Interrogatoire de Sophie Lalande
Je suis Sophie Lalande, 30 ans, esthéticienne de métier, célibataire et sans enfants.
Cette soirée était prévue depuis plus d’un mois. C’était mes 30 ans. Super cadeau hein ! Je voulais juste passer un bon moment avec les gens que j’aime. En plus, tout le monde a pu venir. Même Seb a pu se libérer. Jusqu’à la dernière minute, ce n’était pas sûr. J’avais préparé pas mal de chose à l’avance pour être tranquille et profiter de la soirée. Je n’aurais jamais pensé terminer ainsi. Qui a pu en vouloir à Patrice à ce point pour en arriver là ? Franchement, je ne sais pas. Il était si gentil. Toujours à se préoccuper des autres.
La soirée avait bien commencé. Tout le monde semblait joyeux et détendu. Et puis je n’arrête pas de penser que son assiette ne lui était pas forcément destinée. Cela aurait pu être n’importe qui même moi. Patrice, je le connais, enfin, je le connaissais depuis toujours, je crois. On était à l’école ensemble, depuis la maternelle, on s’est toujours suivi. En tout cas jusqu’au lycée.
Tout le monde a eu accès à la cuisine, tout le monde a pu mettre le poison fatal. Même ma mère. C’est horrible de penser ça. Ma mère, elle aimait bien Patrice. Elle est même amie avec sa mère. La pauvre, elle avait déjà perdu son mari. C’est à ce moment-là qu’on s’est vraiment rapproché avec Patrice. La mort de son père avait été un tel choc pour lui et j’étais sa seule amie.

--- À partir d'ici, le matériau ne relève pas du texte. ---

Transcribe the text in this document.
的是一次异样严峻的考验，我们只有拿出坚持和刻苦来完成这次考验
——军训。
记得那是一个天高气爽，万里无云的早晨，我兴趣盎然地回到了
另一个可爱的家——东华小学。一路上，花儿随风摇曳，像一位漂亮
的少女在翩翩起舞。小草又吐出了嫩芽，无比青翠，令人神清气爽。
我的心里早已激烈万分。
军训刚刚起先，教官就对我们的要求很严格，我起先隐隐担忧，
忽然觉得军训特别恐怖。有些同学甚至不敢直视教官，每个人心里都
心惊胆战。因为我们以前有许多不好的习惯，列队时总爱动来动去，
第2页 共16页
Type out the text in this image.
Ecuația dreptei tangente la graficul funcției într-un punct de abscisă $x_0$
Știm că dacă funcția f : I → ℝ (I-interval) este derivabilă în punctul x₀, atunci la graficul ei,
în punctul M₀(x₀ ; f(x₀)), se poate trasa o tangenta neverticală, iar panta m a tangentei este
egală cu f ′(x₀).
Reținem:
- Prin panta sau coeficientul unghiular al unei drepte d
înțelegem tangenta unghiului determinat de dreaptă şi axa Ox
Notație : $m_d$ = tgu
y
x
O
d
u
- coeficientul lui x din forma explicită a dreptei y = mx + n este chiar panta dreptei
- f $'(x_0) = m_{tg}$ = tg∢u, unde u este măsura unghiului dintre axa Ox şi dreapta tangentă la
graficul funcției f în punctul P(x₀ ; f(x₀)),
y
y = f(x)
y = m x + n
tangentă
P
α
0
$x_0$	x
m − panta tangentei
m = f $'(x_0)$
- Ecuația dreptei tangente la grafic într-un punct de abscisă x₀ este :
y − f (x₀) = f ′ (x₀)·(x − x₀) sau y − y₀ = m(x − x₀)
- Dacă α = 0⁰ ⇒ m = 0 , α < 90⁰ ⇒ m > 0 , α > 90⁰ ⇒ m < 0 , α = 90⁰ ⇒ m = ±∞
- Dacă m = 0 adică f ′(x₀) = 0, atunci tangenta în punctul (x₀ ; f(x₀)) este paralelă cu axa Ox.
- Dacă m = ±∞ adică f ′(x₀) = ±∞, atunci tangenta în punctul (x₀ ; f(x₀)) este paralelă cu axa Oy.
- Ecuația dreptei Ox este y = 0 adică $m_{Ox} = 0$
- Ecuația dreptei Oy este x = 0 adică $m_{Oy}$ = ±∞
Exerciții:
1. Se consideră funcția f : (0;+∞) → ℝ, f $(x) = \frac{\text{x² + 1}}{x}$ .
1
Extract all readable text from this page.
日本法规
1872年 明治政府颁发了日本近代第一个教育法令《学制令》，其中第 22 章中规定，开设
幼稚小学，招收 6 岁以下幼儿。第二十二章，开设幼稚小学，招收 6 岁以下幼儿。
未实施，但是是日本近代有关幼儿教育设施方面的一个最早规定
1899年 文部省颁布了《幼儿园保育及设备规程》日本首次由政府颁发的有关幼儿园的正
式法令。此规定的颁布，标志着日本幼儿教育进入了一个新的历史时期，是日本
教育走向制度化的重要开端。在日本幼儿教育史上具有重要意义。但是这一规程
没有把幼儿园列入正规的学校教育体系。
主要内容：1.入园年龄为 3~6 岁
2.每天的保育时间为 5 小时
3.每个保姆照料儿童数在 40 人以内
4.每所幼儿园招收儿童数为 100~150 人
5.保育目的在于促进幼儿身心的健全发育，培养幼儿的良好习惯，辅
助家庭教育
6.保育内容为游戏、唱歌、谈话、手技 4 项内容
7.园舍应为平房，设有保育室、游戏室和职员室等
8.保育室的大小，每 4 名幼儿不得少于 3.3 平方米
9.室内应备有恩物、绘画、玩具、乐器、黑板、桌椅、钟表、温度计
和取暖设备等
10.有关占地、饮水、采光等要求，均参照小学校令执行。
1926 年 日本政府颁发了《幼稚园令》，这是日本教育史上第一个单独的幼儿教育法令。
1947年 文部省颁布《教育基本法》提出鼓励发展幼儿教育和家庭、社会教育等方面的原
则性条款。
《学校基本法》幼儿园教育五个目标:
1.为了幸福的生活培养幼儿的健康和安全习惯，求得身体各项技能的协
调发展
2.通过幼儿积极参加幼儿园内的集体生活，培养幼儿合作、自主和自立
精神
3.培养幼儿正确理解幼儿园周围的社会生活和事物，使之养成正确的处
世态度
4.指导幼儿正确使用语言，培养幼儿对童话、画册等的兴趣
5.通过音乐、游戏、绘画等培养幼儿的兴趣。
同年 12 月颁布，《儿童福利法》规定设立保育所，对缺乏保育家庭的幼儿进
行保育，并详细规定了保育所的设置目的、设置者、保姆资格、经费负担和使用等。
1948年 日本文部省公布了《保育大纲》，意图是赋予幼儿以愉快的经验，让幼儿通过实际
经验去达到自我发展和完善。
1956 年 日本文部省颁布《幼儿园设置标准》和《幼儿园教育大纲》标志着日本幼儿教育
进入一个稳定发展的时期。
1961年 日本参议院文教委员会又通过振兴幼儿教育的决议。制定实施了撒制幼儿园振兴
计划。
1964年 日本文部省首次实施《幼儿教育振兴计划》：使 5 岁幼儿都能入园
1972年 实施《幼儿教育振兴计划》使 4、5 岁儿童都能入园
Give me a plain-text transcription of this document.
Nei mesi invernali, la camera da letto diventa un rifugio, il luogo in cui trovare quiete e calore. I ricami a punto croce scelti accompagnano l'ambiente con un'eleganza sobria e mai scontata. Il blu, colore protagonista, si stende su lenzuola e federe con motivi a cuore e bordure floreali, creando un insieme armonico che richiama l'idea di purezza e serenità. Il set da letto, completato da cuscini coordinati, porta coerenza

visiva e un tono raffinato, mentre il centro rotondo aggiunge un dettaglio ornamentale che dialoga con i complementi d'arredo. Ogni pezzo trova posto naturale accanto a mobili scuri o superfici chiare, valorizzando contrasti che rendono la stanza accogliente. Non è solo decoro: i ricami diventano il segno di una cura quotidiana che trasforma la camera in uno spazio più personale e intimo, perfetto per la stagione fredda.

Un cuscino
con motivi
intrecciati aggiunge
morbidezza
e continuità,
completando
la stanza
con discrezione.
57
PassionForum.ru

Je ne sais pas quoi vous dire de plus. Je me refais le fil de la soirée depuis hier soir, mais rien ne me semble bizarre ou suspect. Tout le monde profitait. Lorsque Patrice s’est mis à suffoquer, j’ai pensé qu’il était en train de s’étrangler. Mon père s’est levé et l’a entouré de ses bras pour faire pression sur son thorax et tenter de le faire cracher. Mais ça n’a pas marché. Lorsqu’il l’a lâché, sa tête est tombée dans l’assiette juste comme ça. On est tous resté interdit à se regarder. Mon père est devenu blême, je me souviens de ses mains qui tremblent alors qu’il essaie de relever Patrice, mais il retombe tout le temps comme une poupée de chiffon. C’est Sofia qui a crié la première. Elle était hystérique. Seb l’a giflé pour qu’elle se calme avant d’appeler les pompiers. Ils sont arrivés assez vite, même si j’ai trouvé le temps interminable. On n’osait plus ni bouger ni parler. Ma mère, qui était assise en face de Patrice, ne le quittait pas du regard. Comme fascinée.
Même si cela semblait évident, le fait que les pompiers prononcent le mot « mort » m’a fait craquer. Daniel m’a pris dans ses bras pour me consoler. J’avais froid, comme si mon sang ne circulait plus.
Tout est embrouillé, je ne me souviens pas des autres. Je crois que Laurent n’était pas dans la pièce quand c’est arrivé. En tout cas, je ne me souviens pas de lui. Je ne sais pas ce qu’il faisait.
Maintenant que j’y pense, Pascal n’était pas très content que Patrice soit là. Ils ne s’aimaient pas beaucoup ces deux-là. Mais c’est mes deux meilleurs amis alors c’est normal que je les invite tous les deux non ?
Patrice, lui, était comme d’habitude, joyeux et très loquace. Je n’ai rien noté de différent chez lui.
Lorsque l’on a été prié de rester dans le salon sans bouger, l’ambiance était lourde, étrange. Mon père s’est assis sur le canapé, la tête dans ses mains. Je ne voyais pas son visage, mais seulement les soubresauts de ses épaules. Il pleurait. C’était étrange, mon père ne pleurait jamais. En tout cas en public. Elena, qui se tenait derrière lui, lui massait l’épaule dans un geste vain de consolation. Moi, j’étais assise sur l’accoudoir comme en suspens prête à bondir. Mes nerfs étaient à bloc. À aucun moment, je ne me suis imaginé qu’il s’agissait d’un meurtre. C’est vraiment comme un mauvais rêve.
Qui a pu faire une telle chose ? Peut-être tout le monde en fait ? Tout le monde a eu un accès aux plats et à la cuisine.